A pioneering Yale biochemist who helped discover the stop codon — DNA’s signal for terminating a protein sequence — in the 1960s may have just brought Yale’s researchers one step closer to curing cancer. Staff reporter Lindsay Gellman investigates.

Last week, Alan Garen, professor of molecular biophysics and biochemistry, made public his novel findings that a particular strand of RNA prevents tumor suppressor proteins — which bind to DNA and inhibit its replication — from performing their function. The proteins’ detachment from DNA, in turn, allows for unregulated cell division that could lead to malignant tumors.

Garen’s discovery, published in the Sept. 7–11 edition of Proceedings of the National Academy of Sciences, confirms yet another novel function of RNA, previously thought to act only as an intermediary between DNA and proteins, said Daniel DiMaio, vice chairman of genetics at the Yale School of Medicine and scientific director of the Yale Cancer Center.

“By focusing on cell proliferation as the key to the initiation of tumor formation,” Garen said, “we determined that RNAs play a central role in that process.”

AN EVOLUTIONARY ARTIFACT

Why, then, do our cells contain this seemingly harmful strand of RNA?

Before he conducted his research, Garen said the function of the RNA-binding site on these tumor suppressor proteins was not understood.

Now Garen’s team has illuminated that the RNA strand, called VL30-1, and its corresponding binding site on tumor-suppressor proteins are necessary for early growth and development. Garen explained that VL30-1 RNA, a noncoding string of nucleotides, inhibits proteins that prevent cells from dividing rapidly, allowing them to divide quickly so that, for example, a zygote can develop into a fetus.

Problems occur, he said, when the RNA continues to bind to tumor suppressor proteins in healthy adult cells.
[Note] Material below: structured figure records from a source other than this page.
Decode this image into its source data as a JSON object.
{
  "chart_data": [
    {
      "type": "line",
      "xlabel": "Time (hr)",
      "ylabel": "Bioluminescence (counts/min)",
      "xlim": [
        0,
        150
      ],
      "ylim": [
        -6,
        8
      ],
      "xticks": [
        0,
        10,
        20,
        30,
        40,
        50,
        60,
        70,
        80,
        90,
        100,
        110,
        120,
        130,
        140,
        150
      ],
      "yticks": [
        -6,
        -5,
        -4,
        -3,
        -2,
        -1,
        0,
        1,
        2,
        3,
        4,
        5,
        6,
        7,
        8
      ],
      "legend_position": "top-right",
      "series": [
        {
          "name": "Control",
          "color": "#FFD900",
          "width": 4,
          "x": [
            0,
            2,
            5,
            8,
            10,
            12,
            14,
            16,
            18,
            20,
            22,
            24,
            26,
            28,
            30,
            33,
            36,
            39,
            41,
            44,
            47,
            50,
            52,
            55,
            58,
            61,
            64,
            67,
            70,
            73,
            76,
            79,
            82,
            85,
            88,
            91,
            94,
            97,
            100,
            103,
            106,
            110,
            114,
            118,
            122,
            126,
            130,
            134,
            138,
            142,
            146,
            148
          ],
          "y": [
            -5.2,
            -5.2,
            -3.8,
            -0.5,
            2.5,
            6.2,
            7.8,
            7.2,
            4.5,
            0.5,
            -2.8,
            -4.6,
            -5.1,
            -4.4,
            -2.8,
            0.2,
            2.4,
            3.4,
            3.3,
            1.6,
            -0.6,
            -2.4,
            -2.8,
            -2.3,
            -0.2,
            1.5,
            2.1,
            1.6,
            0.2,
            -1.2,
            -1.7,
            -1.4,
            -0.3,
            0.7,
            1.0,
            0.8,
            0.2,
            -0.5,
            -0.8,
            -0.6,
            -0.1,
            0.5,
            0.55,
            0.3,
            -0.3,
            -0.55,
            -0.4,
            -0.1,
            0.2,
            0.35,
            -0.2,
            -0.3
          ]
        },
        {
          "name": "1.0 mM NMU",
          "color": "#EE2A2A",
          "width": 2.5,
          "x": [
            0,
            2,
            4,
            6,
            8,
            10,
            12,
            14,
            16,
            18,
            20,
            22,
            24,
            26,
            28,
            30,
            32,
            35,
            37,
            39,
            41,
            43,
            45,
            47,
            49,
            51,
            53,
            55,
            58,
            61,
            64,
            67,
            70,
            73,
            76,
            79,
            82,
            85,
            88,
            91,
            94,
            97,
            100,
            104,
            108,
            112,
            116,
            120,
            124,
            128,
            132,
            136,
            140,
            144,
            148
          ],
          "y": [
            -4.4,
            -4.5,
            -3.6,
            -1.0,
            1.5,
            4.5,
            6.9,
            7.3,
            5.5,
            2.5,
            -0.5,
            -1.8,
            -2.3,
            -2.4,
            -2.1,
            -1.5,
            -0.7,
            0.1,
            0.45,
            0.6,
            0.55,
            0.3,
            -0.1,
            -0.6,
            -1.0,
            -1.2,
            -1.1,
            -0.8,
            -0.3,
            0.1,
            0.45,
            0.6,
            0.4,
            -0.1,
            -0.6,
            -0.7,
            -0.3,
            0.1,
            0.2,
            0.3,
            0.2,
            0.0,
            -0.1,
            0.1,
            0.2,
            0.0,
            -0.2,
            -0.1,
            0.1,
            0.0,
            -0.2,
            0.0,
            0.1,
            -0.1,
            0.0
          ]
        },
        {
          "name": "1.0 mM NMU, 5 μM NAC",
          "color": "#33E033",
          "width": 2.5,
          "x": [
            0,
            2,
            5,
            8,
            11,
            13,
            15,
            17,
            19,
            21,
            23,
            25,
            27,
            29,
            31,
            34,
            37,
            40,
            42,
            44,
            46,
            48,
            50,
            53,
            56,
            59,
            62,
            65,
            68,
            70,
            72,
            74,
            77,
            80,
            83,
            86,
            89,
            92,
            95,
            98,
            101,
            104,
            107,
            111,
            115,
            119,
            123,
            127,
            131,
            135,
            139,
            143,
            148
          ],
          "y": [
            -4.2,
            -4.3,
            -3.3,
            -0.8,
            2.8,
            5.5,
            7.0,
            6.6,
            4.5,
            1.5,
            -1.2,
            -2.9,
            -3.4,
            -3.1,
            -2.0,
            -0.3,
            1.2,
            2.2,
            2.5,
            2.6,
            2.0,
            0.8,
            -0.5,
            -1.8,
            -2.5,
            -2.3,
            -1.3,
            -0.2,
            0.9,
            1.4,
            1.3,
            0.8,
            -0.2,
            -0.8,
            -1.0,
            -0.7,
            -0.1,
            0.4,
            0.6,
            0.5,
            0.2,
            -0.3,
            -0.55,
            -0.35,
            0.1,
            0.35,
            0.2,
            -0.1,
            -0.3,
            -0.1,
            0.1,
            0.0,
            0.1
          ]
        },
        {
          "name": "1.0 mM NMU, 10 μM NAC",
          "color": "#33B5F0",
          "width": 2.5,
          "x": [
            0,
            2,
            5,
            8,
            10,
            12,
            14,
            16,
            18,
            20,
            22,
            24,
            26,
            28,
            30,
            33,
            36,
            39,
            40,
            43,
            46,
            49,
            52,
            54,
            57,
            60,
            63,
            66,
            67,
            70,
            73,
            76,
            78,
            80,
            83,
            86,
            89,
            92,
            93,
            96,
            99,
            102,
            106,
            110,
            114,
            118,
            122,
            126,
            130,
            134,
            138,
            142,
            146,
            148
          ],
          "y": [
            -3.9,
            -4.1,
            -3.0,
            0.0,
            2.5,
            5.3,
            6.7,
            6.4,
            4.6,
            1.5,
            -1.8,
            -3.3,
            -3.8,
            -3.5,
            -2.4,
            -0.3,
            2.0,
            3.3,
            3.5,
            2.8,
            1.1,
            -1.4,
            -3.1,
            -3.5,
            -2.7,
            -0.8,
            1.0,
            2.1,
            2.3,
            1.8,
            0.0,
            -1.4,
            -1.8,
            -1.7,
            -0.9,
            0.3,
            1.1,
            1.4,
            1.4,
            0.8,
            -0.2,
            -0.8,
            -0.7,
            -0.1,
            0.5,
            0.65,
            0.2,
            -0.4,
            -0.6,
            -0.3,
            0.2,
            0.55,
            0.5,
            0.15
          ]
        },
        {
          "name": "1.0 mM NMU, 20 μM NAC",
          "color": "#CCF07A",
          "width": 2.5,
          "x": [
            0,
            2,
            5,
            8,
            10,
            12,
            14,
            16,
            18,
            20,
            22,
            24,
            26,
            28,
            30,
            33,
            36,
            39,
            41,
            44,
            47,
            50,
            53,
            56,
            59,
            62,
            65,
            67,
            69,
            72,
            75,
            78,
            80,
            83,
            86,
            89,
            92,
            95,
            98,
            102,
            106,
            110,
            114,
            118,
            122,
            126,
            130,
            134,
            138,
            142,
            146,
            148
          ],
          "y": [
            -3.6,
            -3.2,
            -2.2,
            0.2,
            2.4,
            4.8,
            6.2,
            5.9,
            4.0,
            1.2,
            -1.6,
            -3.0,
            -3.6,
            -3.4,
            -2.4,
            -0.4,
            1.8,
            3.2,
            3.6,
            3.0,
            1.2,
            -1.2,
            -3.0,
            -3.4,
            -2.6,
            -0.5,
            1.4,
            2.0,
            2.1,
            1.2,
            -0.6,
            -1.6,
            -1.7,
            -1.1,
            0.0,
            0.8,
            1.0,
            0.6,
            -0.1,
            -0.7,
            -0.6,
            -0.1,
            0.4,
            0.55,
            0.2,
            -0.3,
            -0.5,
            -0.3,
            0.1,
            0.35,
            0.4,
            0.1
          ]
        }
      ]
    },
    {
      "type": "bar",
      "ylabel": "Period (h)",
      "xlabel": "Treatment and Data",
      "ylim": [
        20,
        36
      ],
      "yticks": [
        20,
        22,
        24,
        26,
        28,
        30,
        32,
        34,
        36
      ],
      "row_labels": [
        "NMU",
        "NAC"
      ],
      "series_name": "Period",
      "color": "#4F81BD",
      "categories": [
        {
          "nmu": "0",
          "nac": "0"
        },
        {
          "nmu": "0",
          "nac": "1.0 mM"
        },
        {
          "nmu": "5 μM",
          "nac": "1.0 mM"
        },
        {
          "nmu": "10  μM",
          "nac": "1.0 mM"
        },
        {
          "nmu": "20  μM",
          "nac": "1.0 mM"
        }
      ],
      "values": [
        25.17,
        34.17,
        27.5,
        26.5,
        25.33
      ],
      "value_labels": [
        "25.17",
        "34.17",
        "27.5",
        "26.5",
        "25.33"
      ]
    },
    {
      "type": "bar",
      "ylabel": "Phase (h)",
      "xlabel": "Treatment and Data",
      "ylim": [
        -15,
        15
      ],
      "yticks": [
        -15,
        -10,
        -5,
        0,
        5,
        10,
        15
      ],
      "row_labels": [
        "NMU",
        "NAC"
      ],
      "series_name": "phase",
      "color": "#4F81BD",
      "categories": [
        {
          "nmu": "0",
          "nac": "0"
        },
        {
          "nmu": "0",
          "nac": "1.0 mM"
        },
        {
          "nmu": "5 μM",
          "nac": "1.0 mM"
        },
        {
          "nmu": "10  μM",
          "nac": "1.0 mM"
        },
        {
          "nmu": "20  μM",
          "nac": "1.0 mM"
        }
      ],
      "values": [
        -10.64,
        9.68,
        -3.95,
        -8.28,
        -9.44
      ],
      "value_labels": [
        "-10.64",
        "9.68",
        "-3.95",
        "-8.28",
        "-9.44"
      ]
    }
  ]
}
This finding provides researchers with the advantage of targeting this biomolecular pathway when developing cancer treatments.

Garen’s work marks a significant advancement in the field of cancer research, DiMaio said.

“The regulatory circuit he describes may provide a new target for innovative approaches to prevent and treat cancer,” he said.

Xu Song, a researcher at Sichuan University in Chengdu, China, and one of the study’s co-authors, agreed the new finding has potential clinical applications in cancer treatment. VL30-1 shows levels of elevated expression in tumor cells, and decreasing its levels may suppress tumors, he said. Alternatively, Garen said, tumor-suppressor proteins could be added to the cell, overwhelming VL30-1 and preventing cell division.

‘A MAGIC BULLET’?

As researchers at Yale and elsewhere continue to develop increasingly effective treatments for cancer as well as a more profound understanding of the disease, the concept of a cure remains a topic of debate.

What would such a cure entail? Is a cure even a possible outcome of future research, or are improved treatment therapies the best we can hope for?

“Everybody would like a magic bullet,” Garen said. “The problem is, there are many types of cancer.”

Garen’s frequent collaborator William Konigsberg, professor of molecular biophysics and biochemistry, agreed that the diversity within the disease itself poses a challenge to researchers seeking a cure.

“Cancer really represents many different diseases with different origins,” Konigsberg said, citing liver cancer and prostate cancer as examples. “I don’t think there’s … an all-encompassing therapeutic. You won’t find that.”

While this work may eventually lead to new developments in cancer treatment, his findings mainly represent theoretical developments in molecular biochemistry, Garen said.

Garen said he believes his team previously identified a more direct and effective method of treating cancer.

“About six years ago, we developed a way to specifically destroy the blood vessels necessary for the tumor’s survival without hurting healthy cells,” Garen said. Though the method worked well in mice, the project’s clinical development has been stalled due to administrative problems, he added.

This procedure for cancer therapy is effective, Garen explained, but does not increase researchers’ understanding of the mechanism behind the development of tumors.

He analogized the blood vessel therapy to the primitive use of newly discovered antibiotics in the late 1920s: “When penicillin was discovered nobody knew how it worked, only that it did work.”

PEELING THE ONION

Though the RNA study is not as immediately applicable to cancer treatment as the blood vessel technique, Garen said it interests him on a deeper level because it adds to a fundamental comprehension of the molecular events that can lead to cancer.

The path to a cure, he said, must ultimately be one based on an “understanding of the basic mechanisms” of tumor cells.

Still, Konigsberg noted that he was optimistic about current research into micro RNA molecules, as well as combining different therapeutic avenues, such as chemotherapy, with genetics-based therapy.

For Garen and his team, the new findings raise as many questions as they provide answers.

Now that he has identified the specific RNA molecule that is binding improperly, the next step is to understand why the RNA protein binding system sometimes malfunctions to potentially cause cancer, Garen said.

“It’s an onion,” Garen said of cancer research. “As you peel back the skin, you reveal new layers.”